8日午前、「立皇嗣宣明(りっこうしせんめい)の儀」が挙行され、秋篠宮さまが皇位継承順位1位の「皇嗣」となられたことが内外に示された。宣明の儀を中心儀式とする立皇嗣の礼は平成3年の「立太子の礼」を踏襲。近世以前、何度も行われた同様の儀式は天皇の後継指名の場だったとされるが、歴史をひもとくと、順当に皇太子を経た天皇ばかりではない。古代には一度立てた皇太子を廃する例が相次いだほか、後継指名できる上皇や天皇が戦乱で不在となり、異例の即位となった例も。日本史に伝わる立太子をめぐるドラマを追った。(橋本昌宗)
■「廃太子」相次いだ古代
現代の日本では、天皇の長男が皇太子となるなど、皇位継承順位は明確に定められている。

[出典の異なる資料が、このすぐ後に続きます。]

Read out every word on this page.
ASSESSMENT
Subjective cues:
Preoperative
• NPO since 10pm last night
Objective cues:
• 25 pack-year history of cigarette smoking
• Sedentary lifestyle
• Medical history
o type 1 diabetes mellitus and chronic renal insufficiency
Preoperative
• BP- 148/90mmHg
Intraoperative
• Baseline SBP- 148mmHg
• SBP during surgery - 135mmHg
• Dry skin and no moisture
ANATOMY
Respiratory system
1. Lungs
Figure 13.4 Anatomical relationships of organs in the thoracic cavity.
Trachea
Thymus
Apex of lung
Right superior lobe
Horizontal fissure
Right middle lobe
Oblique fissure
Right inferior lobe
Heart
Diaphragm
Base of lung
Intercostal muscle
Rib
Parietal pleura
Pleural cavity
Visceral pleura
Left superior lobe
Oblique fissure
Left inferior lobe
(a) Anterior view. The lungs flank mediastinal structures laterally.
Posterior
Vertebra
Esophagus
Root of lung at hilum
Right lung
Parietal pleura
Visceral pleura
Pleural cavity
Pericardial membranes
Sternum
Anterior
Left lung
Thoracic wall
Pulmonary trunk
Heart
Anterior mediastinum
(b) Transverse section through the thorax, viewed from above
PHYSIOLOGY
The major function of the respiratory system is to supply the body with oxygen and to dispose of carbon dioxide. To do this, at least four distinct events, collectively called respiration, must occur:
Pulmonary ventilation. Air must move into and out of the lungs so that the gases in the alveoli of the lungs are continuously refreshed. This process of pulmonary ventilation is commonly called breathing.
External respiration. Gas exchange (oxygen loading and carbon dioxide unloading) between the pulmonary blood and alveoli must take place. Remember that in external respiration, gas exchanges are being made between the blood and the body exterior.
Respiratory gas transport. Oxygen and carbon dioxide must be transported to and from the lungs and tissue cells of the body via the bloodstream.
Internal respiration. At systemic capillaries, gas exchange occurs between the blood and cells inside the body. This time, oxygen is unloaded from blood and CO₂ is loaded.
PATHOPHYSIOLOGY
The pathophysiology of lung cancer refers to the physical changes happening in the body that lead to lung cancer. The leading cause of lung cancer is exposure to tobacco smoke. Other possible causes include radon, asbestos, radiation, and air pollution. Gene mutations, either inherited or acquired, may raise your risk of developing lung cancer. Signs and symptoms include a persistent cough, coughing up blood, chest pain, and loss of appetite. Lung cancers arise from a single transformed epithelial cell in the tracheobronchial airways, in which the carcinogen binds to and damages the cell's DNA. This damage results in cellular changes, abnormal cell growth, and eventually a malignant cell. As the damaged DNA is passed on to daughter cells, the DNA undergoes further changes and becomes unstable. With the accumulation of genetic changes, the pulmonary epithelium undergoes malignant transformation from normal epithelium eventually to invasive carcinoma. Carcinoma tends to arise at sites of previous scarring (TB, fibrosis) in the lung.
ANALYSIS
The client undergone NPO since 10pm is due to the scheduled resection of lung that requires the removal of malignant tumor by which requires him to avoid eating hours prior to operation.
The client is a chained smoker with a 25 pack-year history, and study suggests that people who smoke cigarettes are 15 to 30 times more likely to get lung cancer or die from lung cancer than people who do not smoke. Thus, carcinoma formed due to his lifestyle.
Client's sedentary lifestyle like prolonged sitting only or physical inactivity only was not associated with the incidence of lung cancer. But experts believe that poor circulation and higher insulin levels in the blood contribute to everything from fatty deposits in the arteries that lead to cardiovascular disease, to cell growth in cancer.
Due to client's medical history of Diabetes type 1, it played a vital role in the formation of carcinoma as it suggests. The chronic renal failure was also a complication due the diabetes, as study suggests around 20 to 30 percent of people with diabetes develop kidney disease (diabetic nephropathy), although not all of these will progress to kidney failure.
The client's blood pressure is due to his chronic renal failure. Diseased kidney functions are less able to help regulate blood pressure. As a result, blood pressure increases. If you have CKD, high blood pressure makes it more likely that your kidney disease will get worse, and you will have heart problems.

しかし、明治22(1889)年に皇室典範が制定されるまで、皇位継承に関する規定は存在しなかった。長男だからといって必ず皇太子になれるわけではなく、母親の身分に加え、譲位した上皇や時の幕府、有力者の意向も複雑にからんで決定された。
皇太子になったからといって安泰とはいえない時期もあった。奈良時代末期から平安時代にかけて、皇太子の身分を剥奪する「廃太子」が相次いでいる。
平安時代初期に編纂(へんさん)された史書「続日本紀」によると、奈良時代末期の光仁(こうにん)天皇は、宝亀元(770)年、前代の称徳天皇の崩御に伴い、天皇の遺言で、62歳で皇太子となった。
2カ月後に天皇となったが、3年には皇太子としていた子の他戸(おさべ)親王の身分を剥奪して庶民に落とした。続日本紀によれば、親王の母が天皇を何度も呪ったことが理由とされる。
代わって皇太子に立てられたのは、平安京に遷都することで知られる後の桓武天皇だった。
しかし、平安時代になっても皇太子の地位は不安定のまま。宮内庁書陵部が編纂した「皇室制度史料」によれば、桓武天皇から嵯峨、仁明(にんみょう)と相次いで一度立てた皇太子を廃している。
一方、文徳天皇の後、ほとんど廃太子はなくなる。皇太子を立てる儀式も平安時代後期ごろには確立したとされ、中断や修正を経ながら受け継がれていく。